Programming with Exceptions
I’ve been reading a lot of blogs by programmers lately who have lukewarm feelings about exceptions. I don’t understand this. I have always loved exceptions because I don’t have do all of that error code checking. Not only is it a lot of work, it makes code hard to read, ugly and you have to think about what to do in the case of each error. Most of the time I’m too lazy for this and therefore don’t have appropriate error handling in my application.
Exceptions solve all these problems. Programming with error codes doesn’t make much sense in .net because exceptions can be raised anytime, and therefore your code needs to be exception-safe anyway. The error codes don’t buy you anything. I’m trying to think about why I don’t have a problem with exceptions. I think there are three types of exceptions that you should concern yourself with as developer.
1) Exceptions that can come up under normal usage of the software. (For ex, DNS related exceptions) If these exceptions come up, its probably not your fault, but it is your problem, So you handle them explicitly.
2) Exceptions that shouldn’t come up, but if they do, they shouldn’t crash your program. Stored procedure errors fall into this category. You don’t want your application server crashing because a bad table name in someones sql code. Also, you can’t preconceive a solution to everyone of these errors that might happen(How will you handle OutOfMemoryException?). Therefore, you have to structure your program so that these types of errors can be caught and logged, while the program marches on.
3) Exceptions that have to crash your program. Sooner or later, an exception will come up in such a way that your program cannot recover. It happens to the best of us. The only thing to do is exit gracefully. The important thing is not to show your user the default .net exception dialog. Therefore, use the AppDomain.UnHandled exception event to notify the user of the problem before exiting. If your application is a Windows Service, make sure you don’t show a dialog to the user, or else it may have a hard time restarting.
Most people’s issues with exceptions stem from handling type 2 exceptions I think. The program is not structured in a way that allows the bulk of miscellaneous exceptions to be caught.
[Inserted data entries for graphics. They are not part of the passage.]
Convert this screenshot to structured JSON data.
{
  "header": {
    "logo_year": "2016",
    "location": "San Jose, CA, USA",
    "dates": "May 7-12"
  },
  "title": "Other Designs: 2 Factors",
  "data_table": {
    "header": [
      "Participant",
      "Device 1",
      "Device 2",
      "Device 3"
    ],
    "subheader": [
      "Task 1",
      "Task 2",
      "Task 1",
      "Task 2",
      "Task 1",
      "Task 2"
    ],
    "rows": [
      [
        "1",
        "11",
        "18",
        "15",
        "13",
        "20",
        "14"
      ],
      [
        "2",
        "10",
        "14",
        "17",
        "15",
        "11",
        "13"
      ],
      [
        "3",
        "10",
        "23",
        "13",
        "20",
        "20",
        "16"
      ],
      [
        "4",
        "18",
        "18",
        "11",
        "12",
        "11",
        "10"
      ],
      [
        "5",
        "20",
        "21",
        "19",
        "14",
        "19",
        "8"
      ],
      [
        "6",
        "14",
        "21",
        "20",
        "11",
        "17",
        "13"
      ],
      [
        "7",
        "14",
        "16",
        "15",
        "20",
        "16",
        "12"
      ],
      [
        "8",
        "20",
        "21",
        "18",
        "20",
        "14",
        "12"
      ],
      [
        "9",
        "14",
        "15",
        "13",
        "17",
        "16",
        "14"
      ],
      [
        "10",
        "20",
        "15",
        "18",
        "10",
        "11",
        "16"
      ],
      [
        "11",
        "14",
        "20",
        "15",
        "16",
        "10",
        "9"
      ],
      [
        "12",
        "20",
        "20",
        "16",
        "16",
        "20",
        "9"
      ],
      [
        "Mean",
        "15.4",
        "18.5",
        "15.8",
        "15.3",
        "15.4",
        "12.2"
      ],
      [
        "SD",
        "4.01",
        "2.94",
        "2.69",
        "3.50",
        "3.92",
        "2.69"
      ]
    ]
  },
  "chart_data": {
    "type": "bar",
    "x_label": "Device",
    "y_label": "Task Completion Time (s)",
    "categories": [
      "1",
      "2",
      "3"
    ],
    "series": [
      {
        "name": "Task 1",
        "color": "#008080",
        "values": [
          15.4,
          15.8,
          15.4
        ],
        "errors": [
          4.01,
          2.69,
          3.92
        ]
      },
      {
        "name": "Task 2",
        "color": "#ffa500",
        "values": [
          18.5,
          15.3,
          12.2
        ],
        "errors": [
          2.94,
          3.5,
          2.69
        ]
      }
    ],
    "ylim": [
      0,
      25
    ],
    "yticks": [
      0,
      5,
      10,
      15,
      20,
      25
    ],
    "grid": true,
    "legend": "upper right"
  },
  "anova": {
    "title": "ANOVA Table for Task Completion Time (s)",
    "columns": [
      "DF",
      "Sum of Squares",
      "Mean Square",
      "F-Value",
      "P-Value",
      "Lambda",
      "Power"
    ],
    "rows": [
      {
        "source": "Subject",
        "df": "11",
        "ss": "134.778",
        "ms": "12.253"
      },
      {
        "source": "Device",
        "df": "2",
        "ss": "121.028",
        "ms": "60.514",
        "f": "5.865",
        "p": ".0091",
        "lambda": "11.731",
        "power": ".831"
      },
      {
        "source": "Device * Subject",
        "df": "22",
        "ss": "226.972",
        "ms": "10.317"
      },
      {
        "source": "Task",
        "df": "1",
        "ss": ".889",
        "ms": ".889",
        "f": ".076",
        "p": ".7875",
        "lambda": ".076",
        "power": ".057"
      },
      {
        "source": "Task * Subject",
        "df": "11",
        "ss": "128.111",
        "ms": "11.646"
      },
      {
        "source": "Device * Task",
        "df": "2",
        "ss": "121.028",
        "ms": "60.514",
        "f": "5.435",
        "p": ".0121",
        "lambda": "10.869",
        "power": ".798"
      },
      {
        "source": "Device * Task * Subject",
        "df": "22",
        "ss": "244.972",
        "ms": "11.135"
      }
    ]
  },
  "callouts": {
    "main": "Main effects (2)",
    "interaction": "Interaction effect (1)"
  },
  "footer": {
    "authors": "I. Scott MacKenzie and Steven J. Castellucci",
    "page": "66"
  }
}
Most of the programs I write I have centralized management code that is responsible for invoking almost of the application code. Therefore if the management code is able to gracefully handle any miscellaneous exceptions from the application, you don’t have an issue with exceptions. In a web application you can do this with the FrontController pattern. Create a single page with your management code, and use dynamically loaded Controls on it rather than having different pages for each type of request.
In a Windows Forms gui, there is an event on the Thread class you can use to handle any ui exceptions(Can’t remember the name now). In a asynchronous application, I strongly recommend the MetaTransform archictecture I mentioned previously. You can put exception handling code around the call to ProvideService(), as well as the call to the result delegate. If you do that your application will be virtually uncrashable, assuming your startup code is solid.